If this woman did any screaming at all, it was probably to call after Joseph to come back. But her husband can do nothing but take her story at face value since she's holding Joseph's cloak and Joseph has indeed fled and is not at his post. I think Potiphar feels a lot of guilt. He really believes he has been duped by Joseph. All this time Potiphar was going about his daily business without a care in the world because he trusted Joseph to look after his estate just as he himself would look after it. But Potiphar's wife's words remind him of something: Joseph is a slave. He's been treated like an estate manager and he's been given status and authority, but when you come right down to it he's the legal property of Potiphar. Potiphar can handle the matter however he wants. "When his master heard the story his wife told him, saying, 'This is how your slave treated me,' he burned with anger. Joseph's master took him and put him in prison, the place where the king's prisoners were confined." (Genesis 39:19-20a)

A man in those times in Egypt had the right to have a slave put to death for doing what Joseph is accused of doing, but I don't think Potiphar can bring himself to do such a thing. His relationship with Joseph has been more like that of a manager and employee rather than master and slave. I think he considered Joseph a friend, in a way. He doesn't have Joseph executed but instead he consigns Joseph to what must have been life in prison, for we will see that Joseph languishes in prison for quite a long time. That's because he's not incarcerated while awaiting a trial; he immediately begins serving a life sentence. There were no trials held for slaves accused of wrongdoing. Slaves were sentenced on the word of their masters and at the discretion of their masters.

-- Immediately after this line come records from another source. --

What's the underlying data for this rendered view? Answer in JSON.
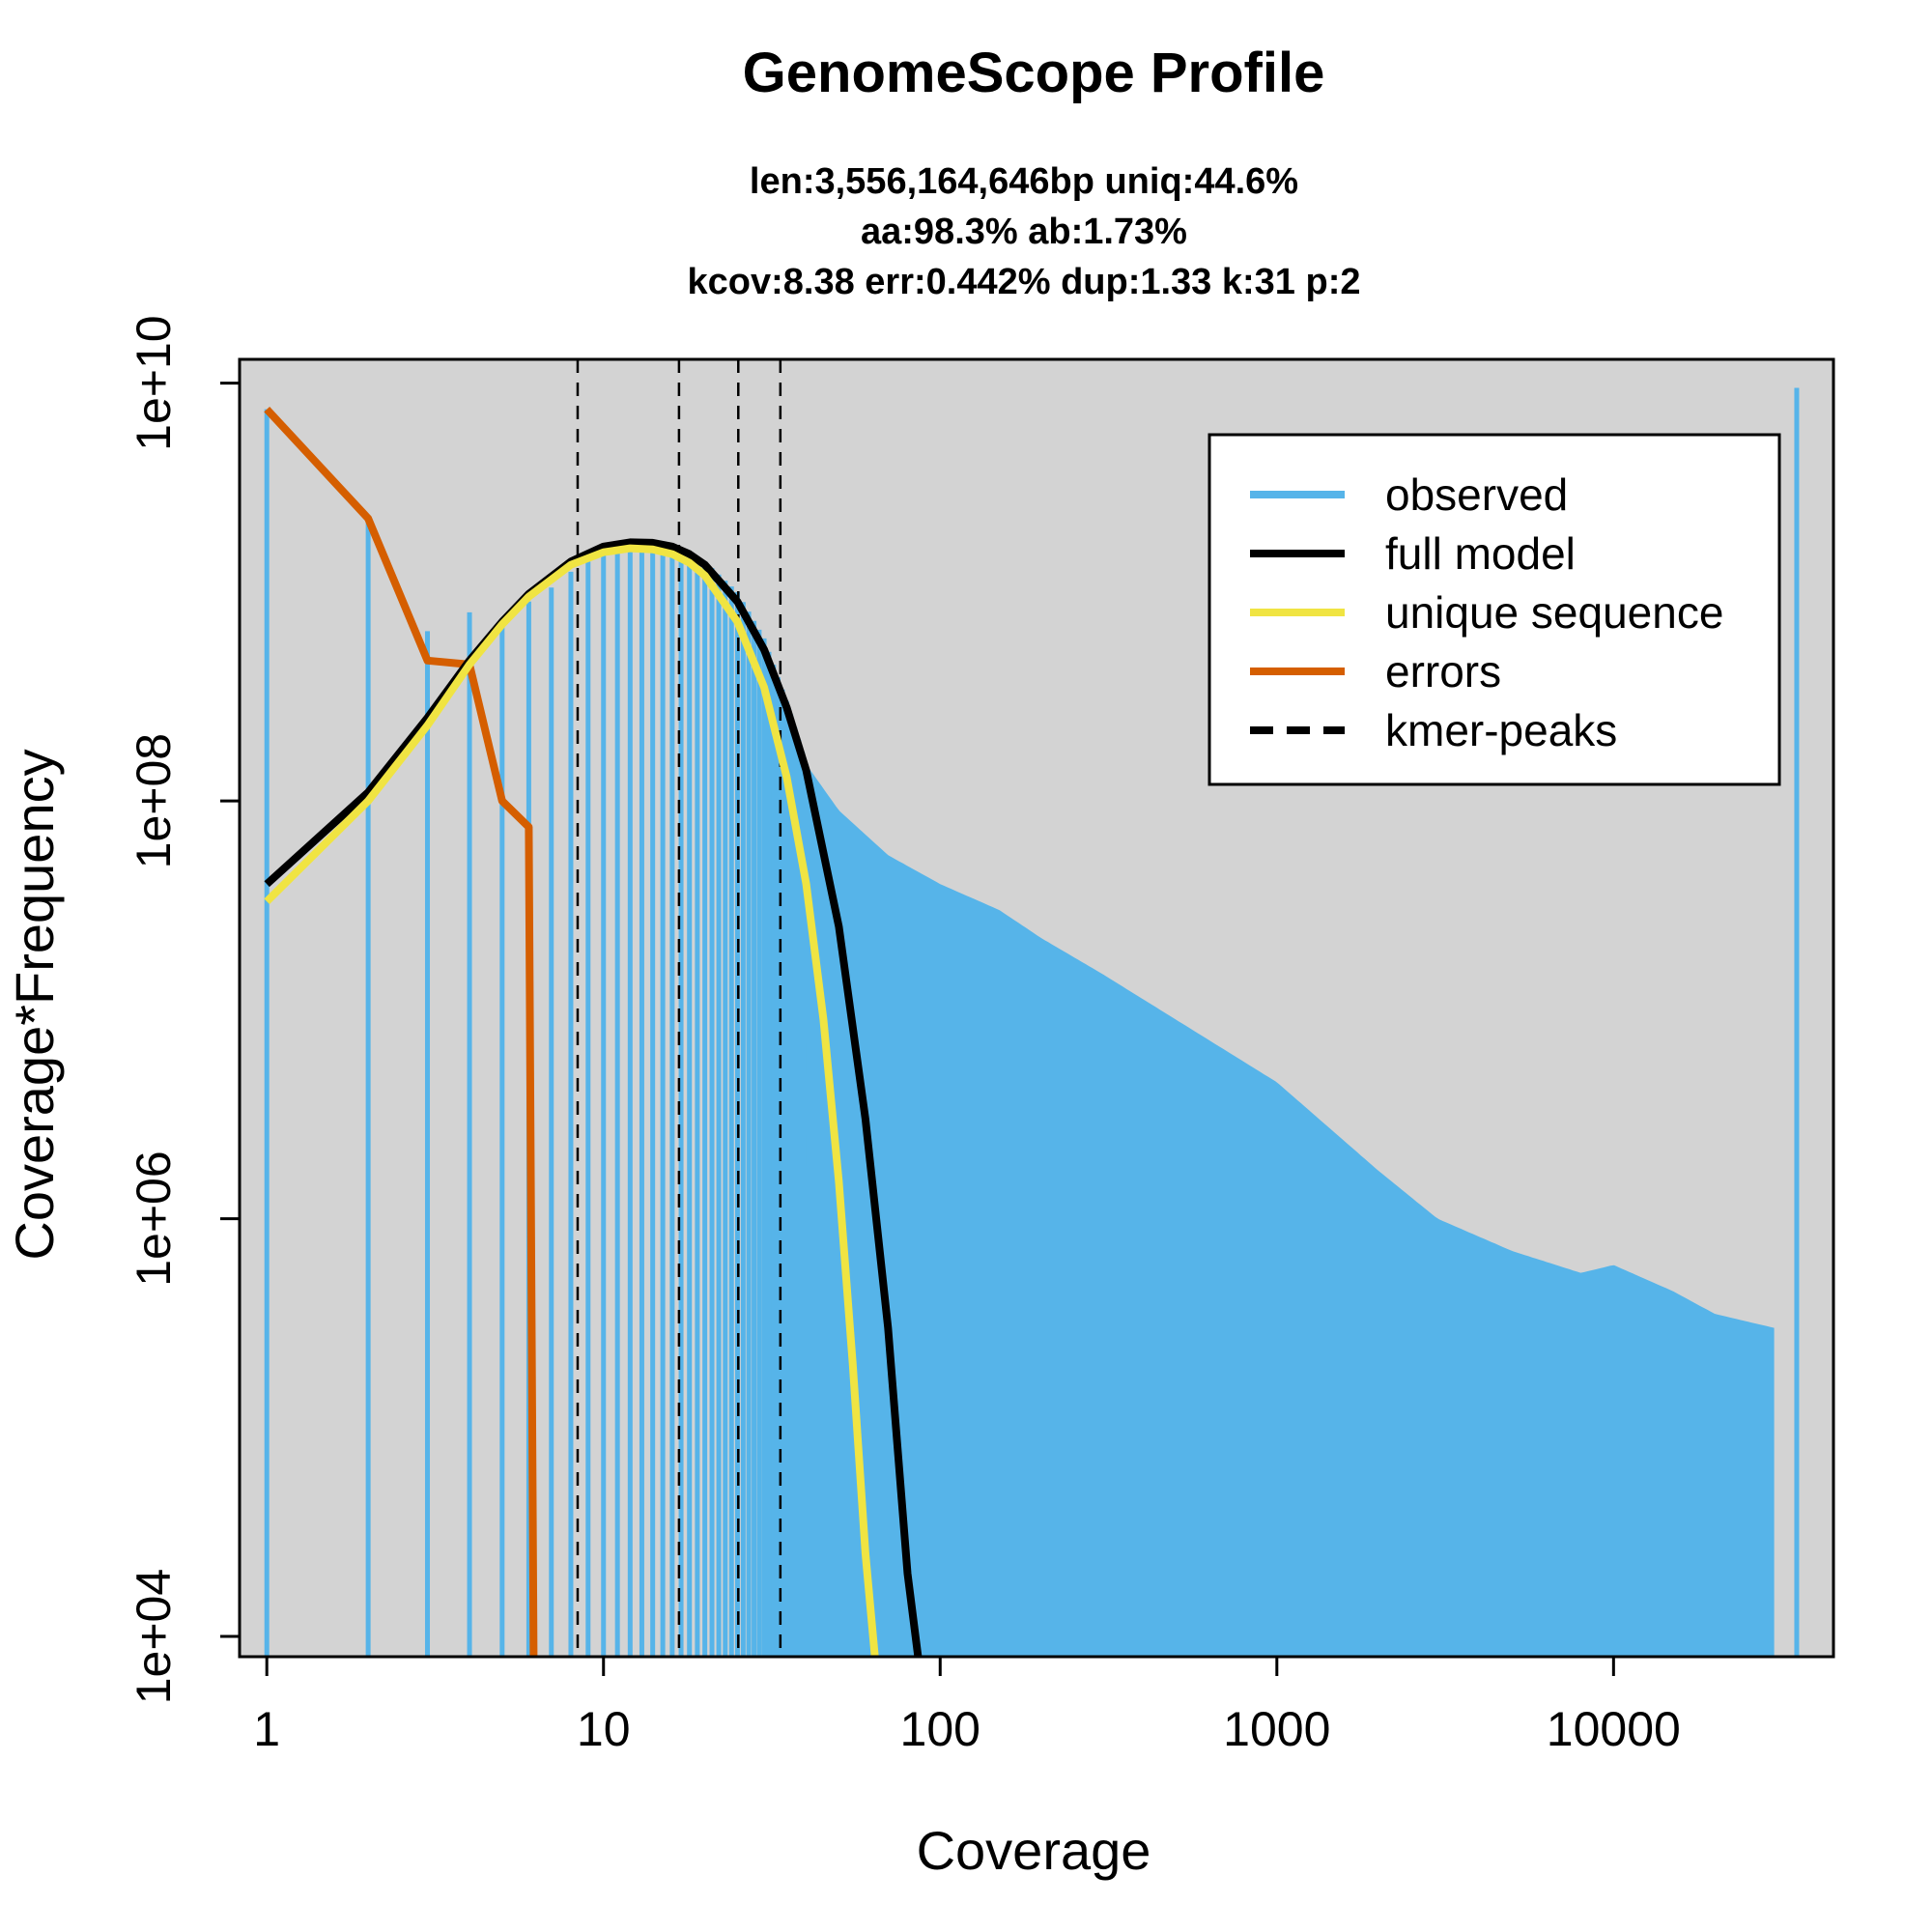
{
  "chart_data": {
    "type": "line",
    "title": "GenomeScope Profile",
    "subtitle_lines": [
      "len:3,556,164,646bp uniq:44.6%",
      "aa:98.3% ab:1.73%",
      "kcov:8.38 err:0.442%  dup:1.33  k:31 p:2"
    ],
    "xlabel": "Coverage",
    "ylabel": "Coverage*Frequency",
    "x_scale": "log",
    "y_scale": "log",
    "xlim": [
      0.83,
      45000
    ],
    "ylim": [
      8000,
      13000000000
    ],
    "x_ticks": [
      1,
      10,
      100,
      1000,
      10000
    ],
    "x_tick_labels": [
      "1",
      "10",
      "100",
      "1000",
      "10000"
    ],
    "y_ticks": [
      10000,
      1000000,
      100000000,
      10000000000
    ],
    "y_tick_labels": [
      "1e+04",
      "1e+06",
      "1e+08",
      "1e+10"
    ],
    "background": "#d3d3d3",
    "grid": false,
    "legend_position": "top-right",
    "legend": [
      {
        "label": "observed",
        "color": "#56b4e9",
        "style": "solid"
      },
      {
        "label": "full model",
        "color": "#000000",
        "style": "solid"
      },
      {
        "label": "unique sequence",
        "color": "#f0e442",
        "style": "solid"
      },
      {
        "label": "errors",
        "color": "#d55e00",
        "style": "solid"
      },
      {
        "label": "kmer-peaks",
        "color": "#000000",
        "style": "dashed"
      }
    ],
    "kmer_peaks": [
      8.38,
      16.76,
      25.14,
      33.52
    ],
    "series": [
      {
        "name": "observed",
        "color": "#56b4e9",
        "style": "histogram",
        "x": [
          1,
          2,
          3,
          4,
          5,
          6,
          7,
          8,
          9,
          10,
          12,
          14,
          16,
          18,
          20,
          25,
          30,
          35,
          40,
          50,
          70,
          100,
          150,
          200,
          300,
          500,
          1000,
          2000,
          3000,
          5000,
          8000,
          10000,
          15000,
          20000,
          30000,
          35000
        ],
        "y": [
          7500000000,
          2200000000,
          650000000,
          800000000,
          720000000,
          900000000,
          1050000000,
          1250000000,
          1400000000,
          1500000000,
          1600000000,
          1650000000,
          1620000000,
          1550000000,
          1400000000,
          1000000000,
          600000000,
          300000000,
          150000000,
          90000000,
          55000000,
          40000000,
          30000000,
          22000000,
          15000000,
          9000000,
          4500000,
          1700000,
          1000000,
          700000,
          550000,
          600000,
          450000,
          350000,
          300000,
          9500000000
        ]
      },
      {
        "name": "full model",
        "color": "#000000",
        "x": [
          1,
          2,
          3,
          4,
          5,
          6,
          8,
          10,
          12,
          14,
          16,
          18,
          20,
          25,
          30,
          35,
          40,
          50,
          60,
          70,
          80,
          86
        ],
        "y": [
          40000000,
          110000000,
          250000000,
          470000000,
          720000000,
          980000000,
          1400000000,
          1650000000,
          1730000000,
          1720000000,
          1650000000,
          1520000000,
          1350000000,
          900000000,
          530000000,
          280000000,
          140000000,
          25000000,
          3000000,
          300000,
          20000,
          8000
        ]
      },
      {
        "name": "unique sequence",
        "color": "#f0e442",
        "x": [
          1,
          2,
          3,
          4,
          5,
          6,
          8,
          10,
          12,
          14,
          16,
          18,
          20,
          25,
          30,
          35,
          40,
          45,
          50,
          55,
          60,
          64
        ],
        "y": [
          33000000,
          100000000,
          230000000,
          450000000,
          700000000,
          950000000,
          1350000000,
          1550000000,
          1620000000,
          1600000000,
          1520000000,
          1380000000,
          1200000000,
          720000000,
          350000000,
          130000000,
          40000000,
          9000000,
          1500000,
          200000,
          25000,
          8000
        ]
      },
      {
        "name": "errors",
        "color": "#d55e00",
        "x": [
          1,
          2,
          3,
          4,
          5,
          6,
          6.2
        ],
        "y": [
          7500000000,
          2250000000,
          470000000,
          450000000,
          100000000,
          75000000,
          8000
        ]
      }
    ]
  }
}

Joseph is having a very rough life through no fault of his own. First he was sold into slavery by his brothers because of their jealousy that he was their father's favorite son. Since becoming a slave he's performed his work honestly and honorably, but still he's ended up in prison for a crime he didn't commit. If we go through life believing we are going to be patted on the back for doing the right thing, we are going to be disappointed. We're living in a fallen world filled with sin. Bad things are going to happen here to the godly and to the ungodly both. There will be people who don't like us simply because we stand up for what's right, and that's why Joseph finds himself in prison. He stood up for what was right and Potiphar's wife hated him for it.

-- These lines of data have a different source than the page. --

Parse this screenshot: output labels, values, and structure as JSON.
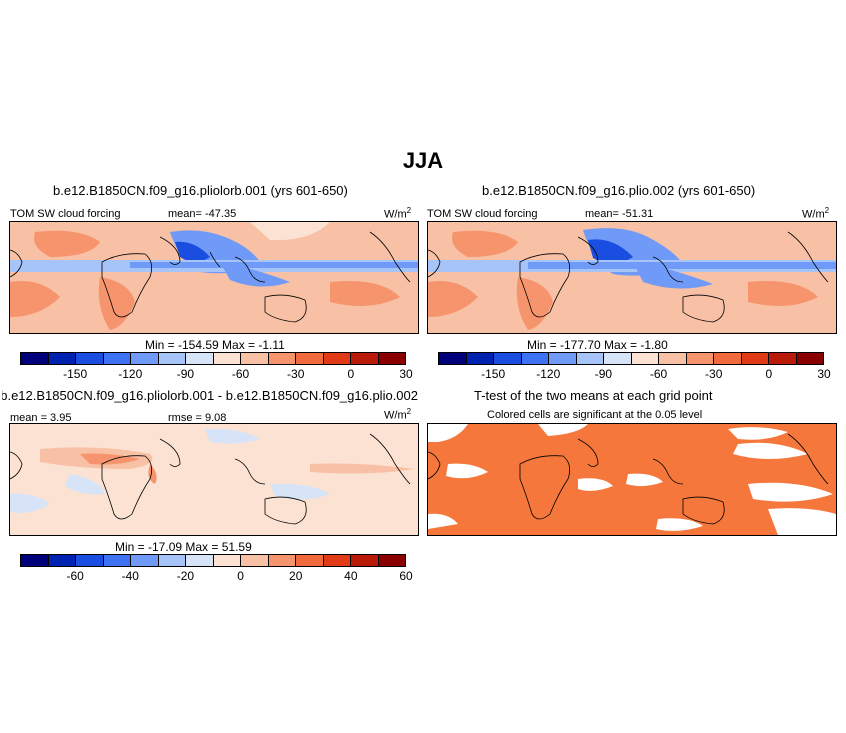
{
  "figure": {
    "title": "JJA"
  },
  "panels": {
    "p1": {
      "title": "b.e12.B1850CN.f09_g16.pliolorb.001 (yrs 601-650)",
      "variable": "TOM SW cloud forcing",
      "stat": "mean=  -47.35",
      "units": "W/m",
      "units_sup": "2",
      "minmax": "Min = -154.59  Max =   -1.11"
    },
    "p2": {
      "title": "b.e12.B1850CN.f09_g16.plio.002 (yrs 601-650)",
      "variable": "TOM SW cloud forcing",
      "stat": "mean=  -51.31",
      "units": "W/m",
      "units_sup": "2",
      "minmax": "Min = -177.70  Max =   -1.80"
    },
    "p3": {
      "title": "b.e12.B1850CN.f09_g16.pliolorb.001 - b.e12.B1850CN.f09_g16.plio.002",
      "mean": "mean =   3.95",
      "rmse": "rmse =   9.08",
      "units": "W/m",
      "units_sup": "2",
      "minmax": "Min = -17.09  Max =  51.59"
    },
    "p4": {
      "title": "T-test of the two means at each grid point",
      "subtitle": "Colored cells are significant at the 0.05 level"
    }
  },
  "colorbar_forcing": {
    "colors": [
      "#00007a",
      "#0022b0",
      "#1a4ee0",
      "#3d73f2",
      "#6f9af7",
      "#a7c4f9",
      "#d7e4f7",
      "#fbe2d3",
      "#f8c0a4",
      "#f6946d",
      "#f06a3e",
      "#e03a17",
      "#b91b08",
      "#8a0000"
    ],
    "ticks": [
      "-150",
      "-120",
      "-90",
      "-60",
      "-30",
      "0",
      "30"
    ]
  },
  "colorbar_diff": {
    "colors": [
      "#00007a",
      "#0022b0",
      "#1a4ee0",
      "#3d73f2",
      "#6f9af7",
      "#a7c4f9",
      "#d7e4f7",
      "#fbe2d3",
      "#f8c0a4",
      "#f6946d",
      "#f06a3e",
      "#e03a17",
      "#b91b08",
      "#8a0000"
    ],
    "ticks": [
      "-60",
      "-40",
      "-20",
      "0",
      "20",
      "40",
      "60"
    ]
  },
  "significance_color": "#f5773b",
  "map_colors": {
    "land_base": "#f6946d",
    "ocean_base": "#f8c0a4",
    "deep_blue": "#3d73f2",
    "mid_blue": "#6f9af7",
    "light_blue": "#a7c4f9",
    "pale": "#fbe2d3",
    "coast": "#000000"
  }
}
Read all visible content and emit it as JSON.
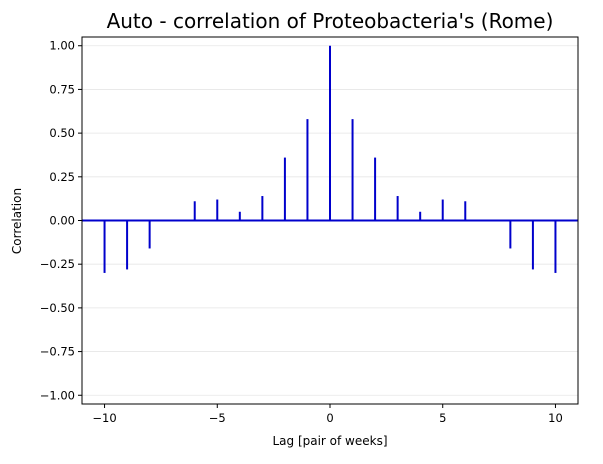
{
  "chart_data": {
    "type": "bar",
    "title": "Auto - correlation of Proteobacteria's (Rome)",
    "xlabel": "Lag [pair of weeks]",
    "ylabel": "Correlation",
    "xlim": [
      -11,
      11
    ],
    "ylim": [
      -1.05,
      1.05
    ],
    "x_ticks": [
      -10,
      -5,
      0,
      5,
      10
    ],
    "x_tick_labels": [
      "−10",
      "−5",
      "0",
      "5",
      "10"
    ],
    "y_ticks": [
      1.0,
      0.75,
      0.5,
      0.25,
      0.0,
      -0.25,
      -0.5,
      -0.75,
      -1.0
    ],
    "y_tick_labels": [
      "1.00",
      "0.75",
      "0.50",
      "0.25",
      "0.00",
      "−0.25",
      "−0.50",
      "−0.75",
      "−1.00"
    ],
    "grid": "horizontal",
    "series": [
      {
        "color": "#0000cc",
        "x": [
          -10,
          -9,
          -8,
          -7,
          -6,
          -5,
          -4,
          -3,
          -2,
          -1,
          0,
          1,
          2,
          3,
          4,
          5,
          6,
          7,
          8,
          9,
          10
        ],
        "values": [
          -0.3,
          -0.28,
          -0.16,
          0.0,
          0.11,
          0.12,
          0.05,
          0.14,
          0.36,
          0.58,
          1.0,
          0.58,
          0.36,
          0.14,
          0.05,
          0.12,
          0.11,
          0.0,
          -0.16,
          -0.28,
          -0.3
        ]
      }
    ]
  }
}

This world may not be fair to us, and unbelievers may behave toward us in ungodly ways. Believers will let us down too, from time to time, whether they mean to or not. But God's eyes don't miss a thing and He knows when we've been treated unfairly. He knows when we're persecuted for standing firm on godly principles. Somehow, someway, whether it's in this life or in the judgment afterwards, God is going to make all things right and fair. So far Joseph has been betrayed and abandoned by almost everyone he's ever trusted in his life, but God is still with him. "But while Joseph was there in the prison, the Lord was with him; He showed him kindness and granted him favor in the eyes of the prison warden. So the warden put Joseph in charge of all those held in the prison, and he was made responsible for all that was done there. The warden paid no attention to anything under Joseph's care, because the Lord was with Joseph and gave him success in whatever he did." (Genesis 39:20b-23)

God is going to do something far beyond Joseph's wildest dreams, but a period of time must pass while God prepares him for a great destiny no one could ever have predicted. Who would believe an imprisoned foreign slave would rise to become second-in-command to Pharaoh himself? No one. No one but God. It's for this very purpose that God allowed Joseph's brothers to sell him as a slave. It's for this very purpose that God allowed Potiphar's wife to bring false charges against him. Joseph is in a prison dungeon, but it's exactly where he needs to be, for he will perform a service in the prison that later allows him to gain an audience with the king. The king, unknowingly fulfilling the will of God, will place Joseph where God always intended he should be.